证明要求 remove-from-stack
和 add-to-stack
以相互递归的方式相互调用。
open import Data.Product
open import Data.Nat
open import Data.List
open import Data.List.Properties
open import Function
import Relation.Binary.PropositionalEquality as Eq
open Eq using (_≡_; refl; cong; subst)
open Eq.≡-Reasoning
data Sinstr : Set where
SPush : ℕ → Sinstr
SPlus : Sinstr
data Aexp : Set where
ANum : (n : ℕ) → Aexp
APlus : Aexp → Aexp → Aexp
s-execute : List Sinstr → List ℕ → List ℕ
s-execute [] stack = stack
s-execute (SPush x ∷ prog) stack = s-execute prog (x ∷ stack)

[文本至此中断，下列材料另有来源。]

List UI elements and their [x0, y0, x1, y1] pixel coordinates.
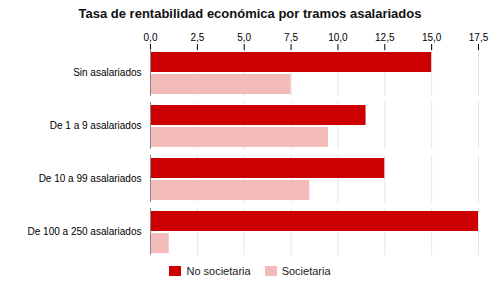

s-execute (SPlus ∷ prog) (x1 ∷ x2 ∷ stack) = s-execute prog (x2 + x1 ∷ stack)
s-execute _ stack = stack
aeval : Aexp → ℕ
aeval (ANum n) = n
aeval (APlus a a₁) = aeval a + aeval a₁
s-compile : Aexp → List Sinstr
s-compile (ANum n) = [ SPush n ]
s-compile (APlus a a₁) = s-compile a ++ s-compile a₁ ++ [ SPlus ]
++-assoc⁴ : ∀ {T : Set} (a b c d : List T) → (a ++ b ++ c) ++ d ≡ a ++ b ++ c ++ d
++-assoc⁴ a b c d =
begin
((a ++ b ++ c) ++ d)
≡⟨ ++-assoc a (b ++ c) d ⟩
(a ++ (b ++ c) ++ d)
≡⟨ cong (a ++_) (++-assoc b c d) ⟩
(a ++ b ++ c ++ d)
∎
remove-from-stack : ∀ {e2 stack x} e1 →
s-execute (s-compile e1 ++ e2) stack ≡ [ x ] →
∃[ a ] (s-execute e2 (a ∷ stack) ≡ [ x ] × s-execute (s-compile e1) [] ≡ [ a ])

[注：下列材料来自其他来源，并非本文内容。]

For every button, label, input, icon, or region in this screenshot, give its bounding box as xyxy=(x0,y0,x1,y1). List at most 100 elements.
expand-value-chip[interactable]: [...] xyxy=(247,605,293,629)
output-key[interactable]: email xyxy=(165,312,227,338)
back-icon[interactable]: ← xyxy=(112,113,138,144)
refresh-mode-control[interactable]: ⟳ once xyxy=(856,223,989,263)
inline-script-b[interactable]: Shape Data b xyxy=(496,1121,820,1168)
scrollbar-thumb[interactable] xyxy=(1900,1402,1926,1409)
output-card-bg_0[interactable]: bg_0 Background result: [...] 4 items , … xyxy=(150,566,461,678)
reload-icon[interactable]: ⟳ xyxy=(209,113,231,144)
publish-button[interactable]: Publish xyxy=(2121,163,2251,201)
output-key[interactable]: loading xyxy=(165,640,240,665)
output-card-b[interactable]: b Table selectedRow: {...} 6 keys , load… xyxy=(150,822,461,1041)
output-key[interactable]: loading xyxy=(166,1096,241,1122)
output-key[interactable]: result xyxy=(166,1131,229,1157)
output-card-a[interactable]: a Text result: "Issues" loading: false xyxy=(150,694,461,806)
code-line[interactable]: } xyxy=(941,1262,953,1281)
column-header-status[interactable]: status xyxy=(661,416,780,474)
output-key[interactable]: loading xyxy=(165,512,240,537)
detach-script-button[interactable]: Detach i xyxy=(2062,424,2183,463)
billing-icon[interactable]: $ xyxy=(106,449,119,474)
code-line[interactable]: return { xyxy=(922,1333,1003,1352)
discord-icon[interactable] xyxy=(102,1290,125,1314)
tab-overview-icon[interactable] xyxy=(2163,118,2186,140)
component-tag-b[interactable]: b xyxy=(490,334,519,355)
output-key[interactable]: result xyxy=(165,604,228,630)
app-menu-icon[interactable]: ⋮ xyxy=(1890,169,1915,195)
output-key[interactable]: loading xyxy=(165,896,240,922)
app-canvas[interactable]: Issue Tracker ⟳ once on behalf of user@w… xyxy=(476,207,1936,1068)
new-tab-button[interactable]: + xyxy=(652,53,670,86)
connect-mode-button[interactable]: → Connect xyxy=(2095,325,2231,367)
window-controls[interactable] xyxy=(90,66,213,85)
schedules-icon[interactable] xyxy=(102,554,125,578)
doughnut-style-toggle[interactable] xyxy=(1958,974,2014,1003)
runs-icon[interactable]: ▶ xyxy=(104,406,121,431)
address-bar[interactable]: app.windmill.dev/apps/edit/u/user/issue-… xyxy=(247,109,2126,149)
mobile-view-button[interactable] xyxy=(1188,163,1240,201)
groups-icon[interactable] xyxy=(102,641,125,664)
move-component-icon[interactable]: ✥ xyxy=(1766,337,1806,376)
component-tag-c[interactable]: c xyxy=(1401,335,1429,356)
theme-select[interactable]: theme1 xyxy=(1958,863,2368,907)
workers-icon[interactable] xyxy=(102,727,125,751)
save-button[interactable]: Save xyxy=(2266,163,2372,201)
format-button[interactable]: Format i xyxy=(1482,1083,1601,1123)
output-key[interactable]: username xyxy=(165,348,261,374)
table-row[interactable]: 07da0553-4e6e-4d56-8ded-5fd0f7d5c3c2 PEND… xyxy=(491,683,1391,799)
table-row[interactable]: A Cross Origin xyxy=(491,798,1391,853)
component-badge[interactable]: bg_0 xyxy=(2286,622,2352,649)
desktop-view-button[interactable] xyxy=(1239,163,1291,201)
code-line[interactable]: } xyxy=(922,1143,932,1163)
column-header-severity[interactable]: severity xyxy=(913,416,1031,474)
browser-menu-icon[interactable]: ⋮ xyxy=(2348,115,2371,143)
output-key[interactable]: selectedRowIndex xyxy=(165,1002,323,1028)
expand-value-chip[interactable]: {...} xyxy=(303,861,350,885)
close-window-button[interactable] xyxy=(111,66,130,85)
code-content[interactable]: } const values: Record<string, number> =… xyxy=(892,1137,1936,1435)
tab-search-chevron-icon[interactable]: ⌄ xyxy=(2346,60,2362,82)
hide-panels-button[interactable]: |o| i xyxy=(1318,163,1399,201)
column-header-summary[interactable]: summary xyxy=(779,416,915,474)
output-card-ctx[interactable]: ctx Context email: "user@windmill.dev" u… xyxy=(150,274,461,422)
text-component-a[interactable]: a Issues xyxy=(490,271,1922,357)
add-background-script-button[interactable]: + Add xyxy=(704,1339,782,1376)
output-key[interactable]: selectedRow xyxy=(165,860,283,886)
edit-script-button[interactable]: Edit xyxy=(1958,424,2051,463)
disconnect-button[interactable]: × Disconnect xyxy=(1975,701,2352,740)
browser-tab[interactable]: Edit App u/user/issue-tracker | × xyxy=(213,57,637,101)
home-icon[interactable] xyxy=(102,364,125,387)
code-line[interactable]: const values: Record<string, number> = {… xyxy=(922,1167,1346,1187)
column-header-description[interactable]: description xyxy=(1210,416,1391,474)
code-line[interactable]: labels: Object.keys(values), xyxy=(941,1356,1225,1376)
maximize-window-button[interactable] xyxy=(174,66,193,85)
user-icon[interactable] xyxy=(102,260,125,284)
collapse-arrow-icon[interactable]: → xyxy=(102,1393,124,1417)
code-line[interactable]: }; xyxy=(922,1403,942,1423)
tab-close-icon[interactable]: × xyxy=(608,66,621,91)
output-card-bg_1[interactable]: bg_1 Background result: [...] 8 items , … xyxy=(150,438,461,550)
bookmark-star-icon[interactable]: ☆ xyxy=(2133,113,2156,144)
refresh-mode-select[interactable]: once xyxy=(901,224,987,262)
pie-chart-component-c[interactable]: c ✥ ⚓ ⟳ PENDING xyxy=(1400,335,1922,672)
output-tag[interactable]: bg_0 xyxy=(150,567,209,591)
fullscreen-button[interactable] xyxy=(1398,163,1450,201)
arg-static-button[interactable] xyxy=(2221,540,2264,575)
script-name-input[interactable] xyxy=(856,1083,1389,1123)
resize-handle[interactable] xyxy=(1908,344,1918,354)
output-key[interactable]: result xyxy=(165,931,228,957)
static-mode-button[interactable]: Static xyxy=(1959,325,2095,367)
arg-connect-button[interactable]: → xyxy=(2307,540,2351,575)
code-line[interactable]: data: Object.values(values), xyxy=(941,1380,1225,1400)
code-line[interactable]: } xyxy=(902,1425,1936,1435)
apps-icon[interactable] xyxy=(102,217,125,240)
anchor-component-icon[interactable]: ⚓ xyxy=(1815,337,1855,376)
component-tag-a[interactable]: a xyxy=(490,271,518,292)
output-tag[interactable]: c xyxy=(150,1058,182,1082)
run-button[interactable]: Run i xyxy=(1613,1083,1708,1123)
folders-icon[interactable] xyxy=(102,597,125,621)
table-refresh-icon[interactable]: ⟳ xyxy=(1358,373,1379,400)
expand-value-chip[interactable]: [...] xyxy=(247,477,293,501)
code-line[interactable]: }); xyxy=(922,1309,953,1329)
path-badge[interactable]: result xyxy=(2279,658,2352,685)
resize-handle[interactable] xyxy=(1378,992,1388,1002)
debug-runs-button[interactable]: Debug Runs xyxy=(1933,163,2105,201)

add-to-stack : ∀ {e2 stack x} e1 →
s-execute (s-compile e1) [] ≡ [ x ] →
s-execute (s-compile e1 ++ e2) stack ≡ s-execute e2 (x ∷ stack)
remove-from-stack (ANum n) prf = n , (prf , refl)

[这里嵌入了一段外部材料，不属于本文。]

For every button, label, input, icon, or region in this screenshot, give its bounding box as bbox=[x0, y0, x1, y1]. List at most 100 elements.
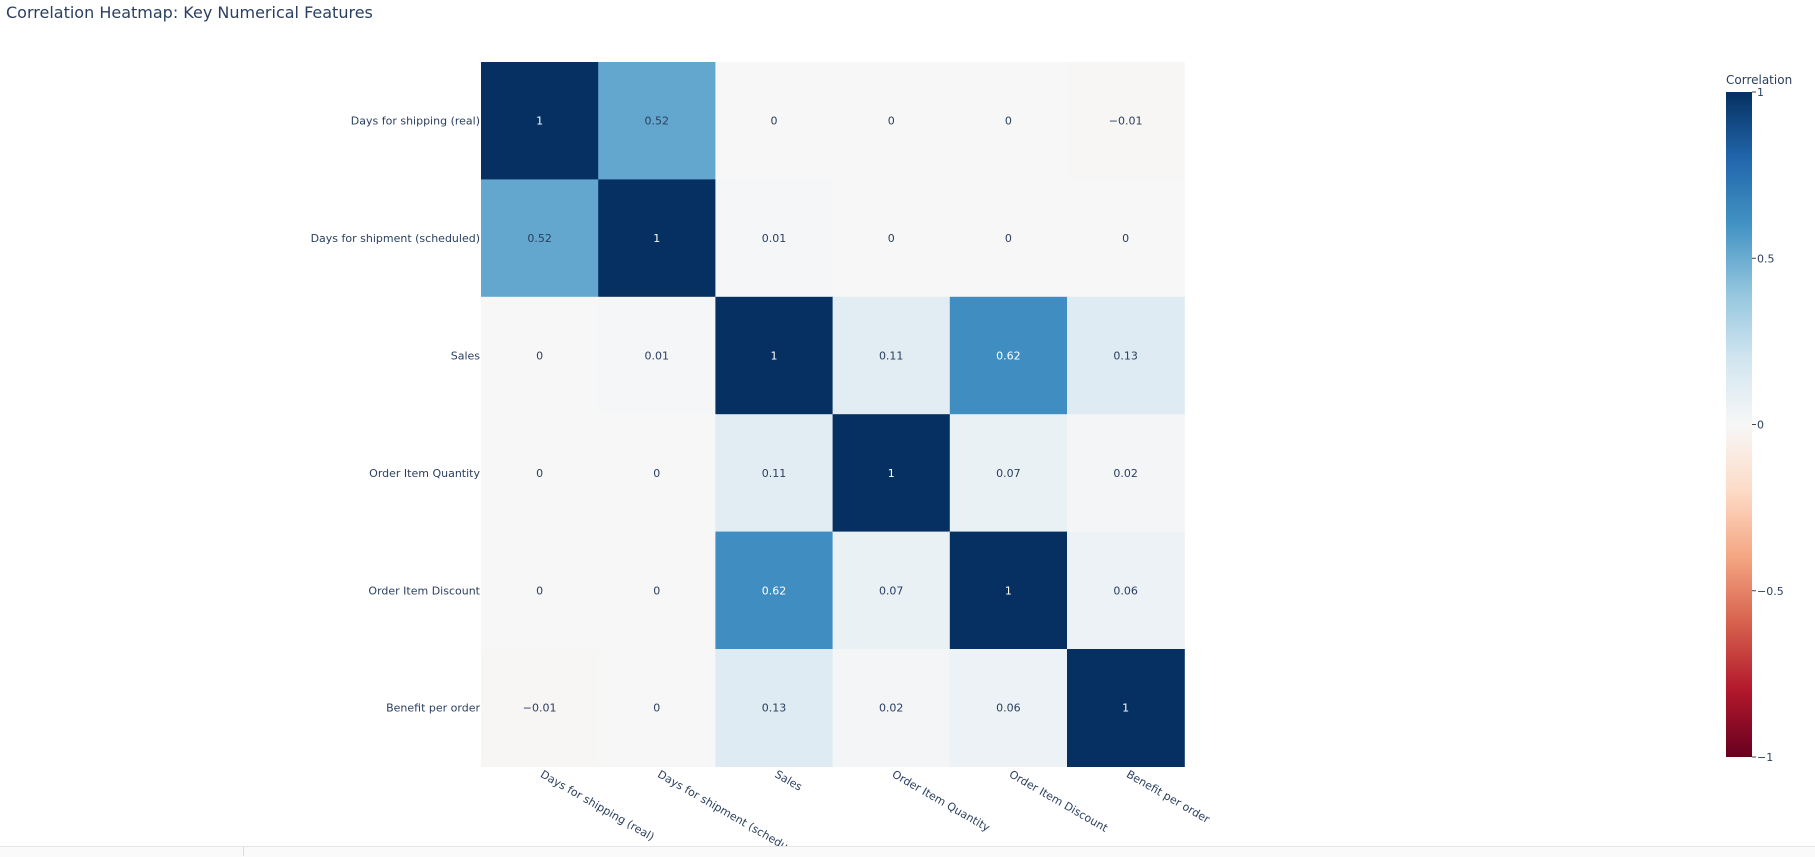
heatmap-cell bbox=[949, 414, 1068, 533]
x-tick-label: Sales bbox=[773, 768, 805, 794]
cell-value-label: 0.62 bbox=[762, 584, 787, 597]
heatmap-cell bbox=[715, 414, 834, 533]
heatmap-cell bbox=[481, 414, 599, 533]
y-tick-label: Order Item Discount bbox=[368, 584, 480, 597]
x-tick-label: Days for shipment (schedu bbox=[655, 768, 790, 853]
heatmap-cell bbox=[1067, 296, 1185, 415]
cell-value-label: 0.52 bbox=[527, 232, 552, 245]
heatmap-cell bbox=[832, 62, 951, 180]
colorbar-tick-label: −1 bbox=[1757, 751, 1773, 764]
cell-value-label: 1 bbox=[1122, 702, 1129, 715]
x-tick-label: Order Item Discount bbox=[1007, 768, 1111, 835]
cell-value-label: 0.52 bbox=[645, 115, 670, 128]
cell-value-label: −0.01 bbox=[1109, 115, 1143, 128]
cell-value-label: 0.02 bbox=[1113, 467, 1138, 480]
cell-value-label: 0.13 bbox=[1113, 350, 1138, 363]
heatmap-cell bbox=[832, 531, 951, 650]
cell-value-label: 0 bbox=[536, 584, 543, 597]
colorbar-gradient bbox=[1726, 92, 1752, 757]
cell-value-label: 0 bbox=[888, 115, 895, 128]
heatmap-cell bbox=[1067, 649, 1185, 767]
bottom-divider bbox=[243, 846, 244, 856]
y-tick-label: Benefit per order bbox=[386, 702, 480, 715]
cell-value-label: 0.62 bbox=[996, 350, 1021, 363]
cell-value-label: 0.01 bbox=[762, 232, 787, 245]
cell-value-label: 0 bbox=[1122, 232, 1129, 245]
cell-value-label: 0 bbox=[536, 350, 543, 363]
heatmap-cell bbox=[598, 296, 716, 415]
heatmap-cell bbox=[949, 62, 1068, 180]
y-tick-label: Sales bbox=[451, 350, 481, 363]
chart-title: Correlation Heatmap: Key Numerical Featu… bbox=[6, 3, 373, 22]
heatmap-cell bbox=[598, 62, 716, 180]
heatmap-cell bbox=[598, 179, 716, 298]
cell-value-label: 1 bbox=[536, 115, 543, 128]
x-tick-label: Days for shipping (real) bbox=[538, 768, 656, 844]
cell-value-label: 0.01 bbox=[645, 350, 670, 363]
heatmap-cell bbox=[481, 296, 599, 415]
cell-value-label: 0 bbox=[653, 584, 660, 597]
cell-value-label: 1 bbox=[771, 350, 778, 363]
heatmap-cell bbox=[832, 296, 951, 415]
colorbar-title: Correlation bbox=[1726, 73, 1792, 87]
heatmap-cell bbox=[1067, 62, 1185, 180]
colorbar-tick-label: 0.5 bbox=[1757, 252, 1775, 265]
cell-value-label: 0.07 bbox=[996, 467, 1021, 480]
heatmap-cell bbox=[1067, 179, 1185, 298]
heatmap-cell-labels: 1 0.52 0 0 0 −0.01 0.52 1 0.01 0 0 0 0 0.01 1 0.11 0.62 0… bbox=[523, 115, 1143, 715]
cell-value-label: 1 bbox=[888, 467, 895, 480]
heatmap-cell bbox=[832, 414, 951, 533]
heatmap-cell bbox=[481, 179, 599, 298]
cell-value-label: 0 bbox=[1005, 232, 1012, 245]
heatmap-cell bbox=[949, 296, 1068, 415]
cell-value-label: 0.07 bbox=[879, 584, 904, 597]
heatmap-cell bbox=[715, 649, 834, 767]
y-tick-label: Order Item Quantity bbox=[369, 467, 480, 480]
heatmap-cells bbox=[481, 62, 1185, 767]
colorbar-tick-label: 0 bbox=[1757, 419, 1764, 432]
heatmap-cell bbox=[598, 414, 716, 533]
cell-value-label: 0.06 bbox=[996, 702, 1021, 715]
heatmap-cell bbox=[715, 62, 834, 180]
cell-value-label: 0.13 bbox=[762, 702, 787, 715]
cell-value-label: 0 bbox=[653, 467, 660, 480]
x-axis-ticks: Days for shipping (real)Days for shipmen… bbox=[538, 768, 1212, 853]
heatmap-cell bbox=[949, 531, 1068, 650]
x-tick-label: Order Item Quantity bbox=[890, 768, 993, 835]
y-axis-ticks: Days for shipping (real) Days for shipmen… bbox=[311, 115, 481, 715]
cell-value-label: 0.11 bbox=[879, 350, 904, 363]
cell-value-label: 0 bbox=[888, 232, 895, 245]
y-tick-label: Days for shipping (real) bbox=[351, 115, 480, 128]
heatmap-cell bbox=[715, 531, 834, 650]
heatmap-cell bbox=[598, 649, 716, 767]
colorbar-tick-label: −0.5 bbox=[1757, 585, 1784, 598]
y-tick-label: Days for shipment (scheduled) bbox=[311, 232, 480, 245]
heatmap-cell bbox=[1067, 414, 1185, 533]
cell-value-label: 0 bbox=[653, 702, 660, 715]
cell-value-label: 0.02 bbox=[879, 702, 904, 715]
cell-value-label: 1 bbox=[1005, 584, 1012, 597]
cell-value-label: 0 bbox=[771, 115, 778, 128]
heatmap-cell bbox=[949, 649, 1068, 767]
heatmap-cell bbox=[949, 179, 1068, 298]
cell-value-label: 0.06 bbox=[1113, 584, 1138, 597]
colorbar-tick-label: 1 bbox=[1757, 86, 1764, 99]
cell-value-label: 0 bbox=[536, 467, 543, 480]
x-tick-label: Benefit per order bbox=[1124, 768, 1212, 826]
cell-value-label: 1 bbox=[653, 232, 660, 245]
heatmap-cell bbox=[832, 649, 951, 767]
heatmap-cell bbox=[1067, 531, 1185, 650]
heatmap-cell bbox=[481, 649, 599, 767]
cell-value-label: 0.11 bbox=[762, 467, 787, 480]
colorbar: Correlation 1 0.5 0 −0.5 −1 bbox=[1726, 73, 1792, 764]
bottom-scroll-area bbox=[0, 846, 1815, 857]
heatmap-cell bbox=[715, 296, 834, 415]
cell-value-label: 0 bbox=[1005, 115, 1012, 128]
heatmap-cell bbox=[481, 531, 599, 650]
heatmap-cell bbox=[715, 179, 834, 298]
heatmap-cell bbox=[832, 179, 951, 298]
heatmap-cell bbox=[481, 62, 599, 180]
cell-value-label: −0.01 bbox=[523, 702, 557, 715]
heatmap-cell bbox=[598, 531, 716, 650]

remove-from-stack {rest} {stack} (APlus e1 e2) prf with subst (λ l → s-execute l stack ≡ _) (++-assoc⁴ (s-compile e1) (s-compile e2) [ _ ] rest) prf
... | []∷stack with remove-from-stack e1 []∷stack
remove-from-stack {rest} {stack} (APlus e1 e2) _ | []∷stack | a , a∷stack , e1≡a with remove-from-stack e2 a∷stack
remove-from-stack {rest} {stack} (APlus e1 e2) _ | []∷stack | a , a∷stack , e1≡a | b , b∷a∷stack , e2≡b = a + b , b∷a∷stack , e1+e1≡a+b where
e1+e1≡a+b : _
e1+e1≡a+b =
begin
s-execute (s-compile e1 ++ s-compile e2 ++ SPlus ∷ []) []
≡⟨ add-to-stack e1 e1≡a ⟩
s-execute (s-compile e2 ++ SPlus ∷ []) [ a ]
≡⟨ add-to-stack e2 e2≡b ⟩
s-execute (SPlus ∷ []) (b ∷ [ a ])
≡⟨⟩
(a + b ∷ [])
∎
add-to-stack (ANum n) refl = refl
add-to-stack (APlus e1 e2) []∷[] with remove-from-stack e1 []∷[]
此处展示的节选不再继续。